Desde que o Verbo eterno do Pai assumiu a carne humana, o verdadeiro humano de cada pessoa foi deificado: deixou de ser somente humano para tornar-se também divino. Eis o novo sentido do homem e de sua história. Por isso, esse modo excelente de ser e viver, do qual Cristo nos faz herdeiros e participantes, não é, evidentemente, de dominação muito menos de eliminação de nossa condição humana de criaturas finitas e limitadas. Ao contrário, o novo estado do nosso humano, inaugurado por Cristo, é de uma profunda gratidão, alegria, contentamento e paixão pela nossa finitude, limitação, doenças, fragilidades, cansaços e até mesmo pela morte, porque agora tudo em nós vem impregnado do vigor, da alegria do próprio Filho de Deus.

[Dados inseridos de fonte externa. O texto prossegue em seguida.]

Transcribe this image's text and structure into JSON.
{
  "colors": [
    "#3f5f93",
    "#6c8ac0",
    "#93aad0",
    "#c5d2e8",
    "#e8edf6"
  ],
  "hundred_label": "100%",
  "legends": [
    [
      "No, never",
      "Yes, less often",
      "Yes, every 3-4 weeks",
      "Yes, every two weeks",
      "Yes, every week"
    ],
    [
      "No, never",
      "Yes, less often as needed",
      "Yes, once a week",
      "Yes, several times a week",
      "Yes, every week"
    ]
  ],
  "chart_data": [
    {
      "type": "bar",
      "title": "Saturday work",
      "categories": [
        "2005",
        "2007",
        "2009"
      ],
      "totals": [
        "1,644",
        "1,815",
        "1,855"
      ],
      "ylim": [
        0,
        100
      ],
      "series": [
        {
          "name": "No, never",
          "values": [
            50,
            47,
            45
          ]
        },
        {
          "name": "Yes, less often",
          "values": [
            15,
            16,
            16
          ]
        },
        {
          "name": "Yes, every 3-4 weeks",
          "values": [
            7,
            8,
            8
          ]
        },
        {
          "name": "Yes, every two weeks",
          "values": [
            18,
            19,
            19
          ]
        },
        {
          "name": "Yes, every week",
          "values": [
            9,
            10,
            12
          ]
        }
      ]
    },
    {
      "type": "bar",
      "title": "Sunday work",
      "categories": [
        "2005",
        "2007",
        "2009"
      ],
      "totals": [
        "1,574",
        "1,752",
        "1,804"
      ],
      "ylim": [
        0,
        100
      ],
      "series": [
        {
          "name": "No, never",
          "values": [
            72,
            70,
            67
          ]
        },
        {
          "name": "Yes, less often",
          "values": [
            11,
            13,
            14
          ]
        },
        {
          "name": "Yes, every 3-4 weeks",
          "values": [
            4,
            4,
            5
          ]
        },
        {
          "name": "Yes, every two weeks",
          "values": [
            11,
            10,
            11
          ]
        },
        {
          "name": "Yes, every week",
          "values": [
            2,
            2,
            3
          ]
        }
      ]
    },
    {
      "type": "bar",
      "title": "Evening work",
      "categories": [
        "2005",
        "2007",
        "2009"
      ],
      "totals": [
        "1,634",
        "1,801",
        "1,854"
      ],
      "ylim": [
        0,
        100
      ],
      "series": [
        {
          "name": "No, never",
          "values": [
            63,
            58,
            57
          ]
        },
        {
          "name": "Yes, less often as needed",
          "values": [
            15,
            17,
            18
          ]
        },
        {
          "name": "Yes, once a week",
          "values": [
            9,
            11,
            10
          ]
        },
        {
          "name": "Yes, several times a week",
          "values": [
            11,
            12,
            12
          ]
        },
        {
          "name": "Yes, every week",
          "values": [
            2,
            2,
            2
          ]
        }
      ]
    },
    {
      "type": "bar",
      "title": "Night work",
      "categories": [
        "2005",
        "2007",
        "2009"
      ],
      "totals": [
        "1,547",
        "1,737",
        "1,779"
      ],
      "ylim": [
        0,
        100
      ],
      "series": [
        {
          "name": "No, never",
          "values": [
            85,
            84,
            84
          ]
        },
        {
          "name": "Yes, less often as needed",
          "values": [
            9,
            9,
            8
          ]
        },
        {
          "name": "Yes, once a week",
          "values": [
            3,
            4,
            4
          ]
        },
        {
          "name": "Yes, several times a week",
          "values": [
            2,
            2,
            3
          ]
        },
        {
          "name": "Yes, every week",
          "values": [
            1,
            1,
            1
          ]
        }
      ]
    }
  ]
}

São Francisco não diz que fomos criados como imagem de Cristo, mas que fomos criados e formados à imagem de Cristo. “À imagem” significa como convocação, tarefa e inspiração que deve ser buscada e seguida e não como fato ou ocorrência já pronta, feita. Por isso, o texto, além de te criou, diz e formou. Formou não tem nada a ver com “fôrma” pronta ou comodismo e sim tudo com forma, isto é, com o vigor da essência, do princípio que inspira e dá origem a uma nova existência. Quem quis assumir esse princípio, admoesta Francisco, foi o próprio Filho unigênito do Pai. Foi Ele quem quis provar a fragilidade do nosso corpo, isto é, nossa dimensão humana finita e limitada, a fim de honrar nossa condição de criaturas com sua condição de Filho querido do Pai e, por outro lado, honrar a própria Divindade com nossa humanidade.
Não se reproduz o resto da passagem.